Le 7 août 2018, l’agence TASS a communiqué : « Le coordinateur du mouvement “Artpodgotovka” (interdit en Russie), Nadezhda Petrova, est accusé d’avoir organisé des activités terroristes ». Déclaration faite par la porte-parole du tribunal, Youla Kotomina. Un mandat d’arrêt international a été lancé à l’encontre de Nadezhda Petrova. L’agence TASS poursuit : « En juin 2017, le leader de « Artpodgotovka », Viasheslav Maltsev, a été inculpé pour avoir incité publiquement à commettre des actes extrémistes. Il a été arrêté par contumace. Un mandat d’arrêt international a été lancé contre Viasheslav Maltsev.

Le 10 novembre 2017, le tribunal de régional « Méchansky » à Moscou a confirmé les inculpations de André Tolkatchev, Youri Korny, André Keptia, Alexandre Svishtchev, Viasheslav Maltsev et Nadezhda Pétrova. Les trois premières personnes de cette liste sont actuellement emprisonnées en Russie. Alexandre Svishtchev s’est réfugié en Lettonie et Viasheslav Maltsev en France.

Le 5 novembre 2017, j’ai été arrêtée avec mon mari Gennadi Esaulov sur la place du Manège à Moscou. Mon époux a été conduit au commissariat central et moi j’ai été amenée à Lubyanka. Il m’a été interdit de prévenir mon avocat. J’ai été interrogée en l’absence de ce dernier par les « agents de prévention du terrorisme ». J’ai subi une fouille. Ces derniers m’ont relâchée vers 21 heures, mais leurs collègues du « centre de lutte contre l’extrémisme » m’attendaient dehors. Je n’ai pu franchir plus de 200 mètres hors de Lubyanka et j’ai été arrêtée de nouveau sans explication par les agents de « centre de lutte contre l’extrémisme ». Ils m’ont conduite dans un commissariat périphérique. Une personne des services secrets se tenait en permanence à côté de moi pour observer chacun de mes mouvements et conversations. Sans accusation et sans explication, j’ai été emprisonnée 48 heures.

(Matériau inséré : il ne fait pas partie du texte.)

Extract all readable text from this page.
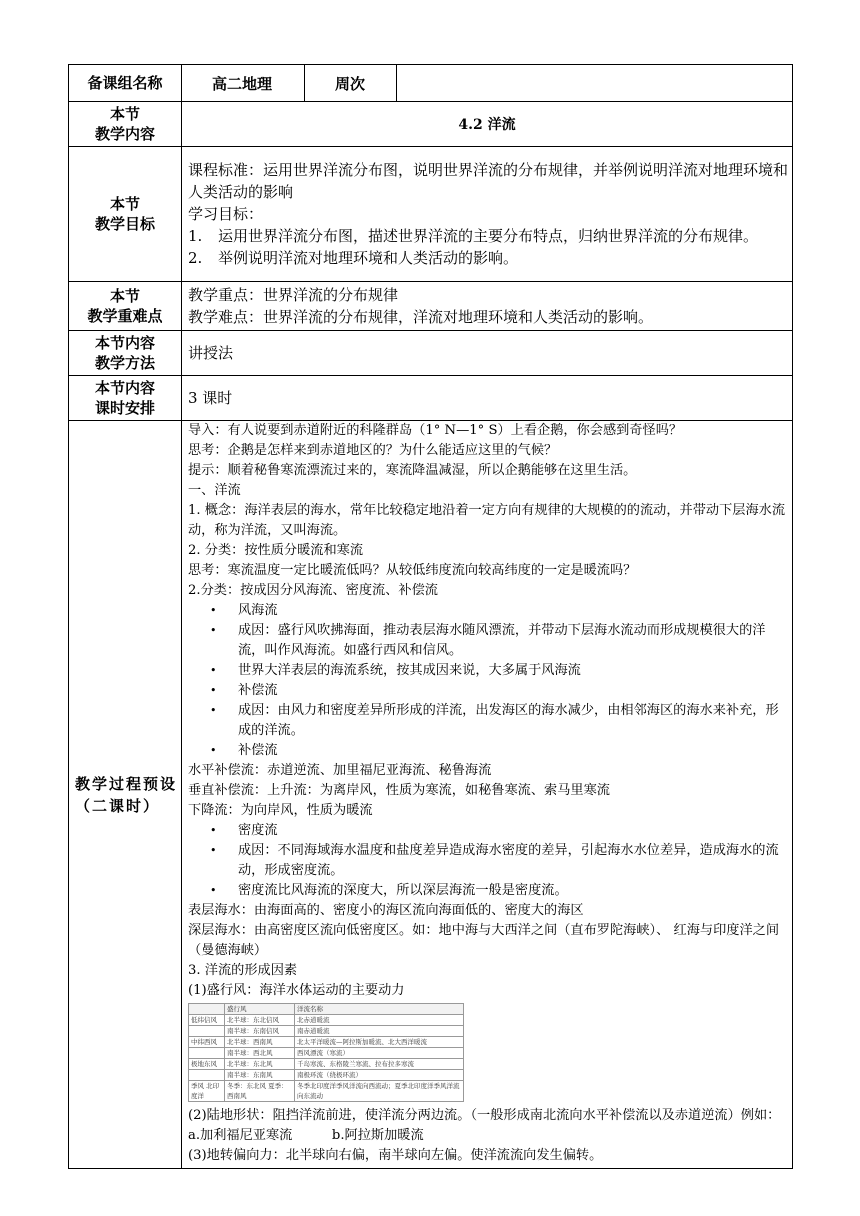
备课组名称	高二地理	周次	

本节
教学内容	4.2 洋流

本节
教学目标

课程标准：运用世界洋流分布图，说明世界洋流的分布规律，并举例说明洋流对地理环境和人类活动的影响
学习目标：
1.	运用世界洋流分布图，描述世界洋流的主要分布特点，归纳世界洋流的分布规律。
2.	举例说明洋流对地理环境和人类活动的影响。

本节
教学重难点

教学重点：世界洋流的分布规律
教学难点：世界洋流的分布规律，洋流对地理环境和人类活动的影响。

本节内容
教学方法
	讲授法

本节内容
课时安排
	3 课时
教学过程预设（二课时）	

导入：有人说要到赤道附近的科隆群岛（1° N—1° S）上看企鹅，你会感到奇怪吗？

思考：企鹅是怎样来到赤道地区的？为什么能适应这里的气候？

提示：顺着秘鲁寒流漂流过来的，寒流降温减湿，所以企鹅能够在这里生活。

一、洋流

1. 概念：海洋表层的海水，常年比较稳定地沿着一定方向有规律的大规模的的流动，并带动下层海水流动，称为洋流，又叫海流。

2. 分类：按性质分暖流和寒流

思考：寒流温度一定比暖流低吗？从较低纬度流向较高纬度的一定是暖流吗？

2.分类：按成因分风海流、密度流、补偿流

•	风海流
•	成因：盛行风吹拂海面，推动表层海水随风漂流，并带动下层海水流动而形成规模很大的洋流，叫作风海流。如盛行西风和信风。
•	世界大洋表层的海流系统，按其成因来说，大多属于风海流
•	补偿流
•	成因：由风力和密度差异所形成的洋流，出发海区的海水减少，由相邻海区的海水来补充，形成的洋流。
•	补偿流

水平补偿流：赤道逆流、加里福尼亚海流、秘鲁海流

垂直补偿流：上升流：为离岸风，性质为寒流，如秘鲁寒流、索马里寒流

下降流：为向岸风，性质为暖流

•	密度流
•	成因：不同海域海水温度和盐度差异造成海水密度的差异，引起海水水位差异，造成海水的流动，形成密度流。
•	密度流比风海流的深度大，所以深层海流一般是密度流。

表层海水：由海面高的、密度小的海区流向海面低的、密度大的海区

深层海水：由高密度区流向低密度区。如：地中海与大西洋之间（直布罗陀海峡）、 红海与印度洋之间（曼德海峡）

3. 洋流的形成因素

(1)盛行风：海洋水体运动的主要动力

	盛行风	洋流名称
低纬信风	北半球：东北信风	北赤道暖流
	南半球：东南信风	南赤道暖流
中纬西风	北半球：西南风	北太平洋暖流—阿拉斯加暖流、北大西洋暖流
	南半球：西北风	西风漂流（寒流）
极地东风	北半球：东北风	千岛寒流、东格陵兰寒流、拉布拉多寒流
	南半球：东南风	南极环流（绕极环流）
季风 北印度洋	冬季：东北风 夏季：西南风	冬季北印度洋季风洋流向西流动；夏季北印度洋季风洋流向东流动

(2)陆地形状：阻挡洋流前进，使洋流分两边流。（一般形成南北流向水平补偿流以及赤道逆流）例如：a.加利福尼亚寒流　　　b.阿拉斯加暖流

(3)地转偏向力：北半球向右偏，南半球向左偏。使洋流流向发生偏转。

Le 8 novembre à 9 heures du matin, alors que je n’avais pas encore été jugée, mon avocat Dmitry Zahvatov a lu une dépêche du ministère de l’Intérieur relatée par le site « OVD info ». Elle informait que je venais d’être condamnée à deux mois de prison. Vers 11 heures, j’ai été extraite de prison et placée dans un fourgon cellulaire. J’ai été trimballée de tribunal en tribunal (trois) dans l’espoir que mon avocat ne pourrait se présenter à celui où je serai finalement jugée. Une jeune policière sympathisante avec notre cause a informé discrètement ce dernier par téléphone de l’adresse où je serai enfin jugée. Grâce à elle, mon avocat a assisté à mon procès. J’ai été faussement accusée de gêner la circulation des piétons sur un trottoir et de n’avoir pas obtempéré aux injections de la police. Mon avocat a demandé d’entendre des témoins. La juge a refusé. Mon avocat a demandé le visionnage des caméras de surveillance. La juge a refusé. La magistrate s’est ensuite retirée dans une alcôve pour téléphoner. La conversation téléphonique était audible de la salle d’audience. La juge a dit à son interlocuteur : « Vous m’ennuyez, je ne sais pas ce qu’il faut faire. L’avocat de Nadezhda Pétrova m’a menacé de porter plainte contre moi pour falsification ». En définitive, la juge a condamné Nadezhda Pétrova à une amende de 2.000 roubles pour avoir crié dans la rue.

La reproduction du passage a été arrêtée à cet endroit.